The real reason for the unreasonably long lines at airport security

Homeland security secretary Jeh Johnson has been all over TV blaming Congress for the massive shortage in TSA screeners at airports.  The problem has reached beyond crisis proportions and is now a full-blown disaster.

O'Hare airport is recommending that travelers arrive at the airport three hours before their flights.  More than 4,000 American Airline passengers have missed their flights since February. 

The problem is equally bad at major hubs like Atlanta.  But is it really a question of those mean Republicans forcing passengers to wait because they cut the TSA budget?

Chris Edwards, director of tax policy studies at the Cato Institute, has some different ideas on what the problem is:

Edwards told WND and Radio America the TSA is littered with problems, starting with its existing personnel.

“Annual surveys of federal government employees find that the TSA and the broader Homeland Security Department have some of the poorest morale in the federal government,” Edwards said. “The TSA has a high turnover rate for their screeners, which is not good for morale and is not good for security.”

But perhaps even worse is TSA’s penchant for directing its ever-increasing budget into the wrong areas.

“TSA has spent many billions of dollars on things that don’t work,” Edwards said. “As a result, they’ve starved their budget from hiring more screeners to reduce congestion.”

He said the most glaring example is one of TSA’s most controversial projects.

“Remember those full-body scanning machines that were in airports for years that essentially showed nude pictures of passengers as they got screened?” asked Edwards.

“Those things were eventually withdrawn because of civil liberties concerns. People didn’t want to see their nude bodies when they went to the airport. But those things have been found to not really work at all. It’s fairly easy to slip guns and plastic explosives through those machines.”

Another major problem, Edwards said, is the inability of such a large bureaucracy to adapt to differing needs at different airports.
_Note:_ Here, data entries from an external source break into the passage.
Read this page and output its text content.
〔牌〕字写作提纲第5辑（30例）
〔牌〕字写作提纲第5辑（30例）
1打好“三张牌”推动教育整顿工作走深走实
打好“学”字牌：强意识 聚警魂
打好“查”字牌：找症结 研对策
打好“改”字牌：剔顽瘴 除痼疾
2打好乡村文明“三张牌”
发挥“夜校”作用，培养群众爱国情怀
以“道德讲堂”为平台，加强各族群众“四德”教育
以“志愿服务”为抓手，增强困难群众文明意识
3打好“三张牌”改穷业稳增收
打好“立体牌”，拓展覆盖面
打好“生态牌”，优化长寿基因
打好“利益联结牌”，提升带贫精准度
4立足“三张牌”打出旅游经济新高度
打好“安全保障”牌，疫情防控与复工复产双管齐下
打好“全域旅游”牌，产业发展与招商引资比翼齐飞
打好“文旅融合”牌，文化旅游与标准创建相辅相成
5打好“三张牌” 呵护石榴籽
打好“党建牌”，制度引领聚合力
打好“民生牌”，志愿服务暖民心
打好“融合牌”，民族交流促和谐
“As a government bureaucracy, the TSA has a very inflexible workforce,” he said. “Unlike a private company, where if they saw one of their facilities or one of their cities get a lot more business and a lot more demand, they’d move workers over there. They’d hire more part-time workers to fill surges in demand. Government bureaucracies don’t do that. They have fixed numbers of people at these airports, and they don’t adjust them like any normal private business would.”

He said airports do have the option to boot the TSA and go with private security. He said only 15-20 airports do that and actually perform better when secret tests are conducted to see whether weapons or explosive materials get past security.

“Airports are allowed to opt out of TSA screening, and some of them have been looking at that recently because of the huge congestion at the airports,” Edwards said.

About 100 TSA screeners quit every week over the last year.  Thousands more over the previous three years.  Only about 400 have been hired to replace them.  They have the money – that's a nonsensical argument.  They have just been slow in responding to the crisis due to incompetent management.

Might this convince airports to privatize security?  Democrats would go ballistic if that happened, given that the TSA union would no doubt be mightily displeased.  The fact is, it might be more trouble than it's worth for airport management.  One of the reasons they accepted the TSA in the first place was the burden placed on airport budgets by an ever-expanding security problem.  Do they really want those headaches again?

If the airlines get mad enough, that may change.  In the meantime, you should probably look into driving if your destination is within a day's travel by car.  You'll lose a day at the airport anyway, and you can avoid all the hassles of dealing with a bureaucracy that has melted down.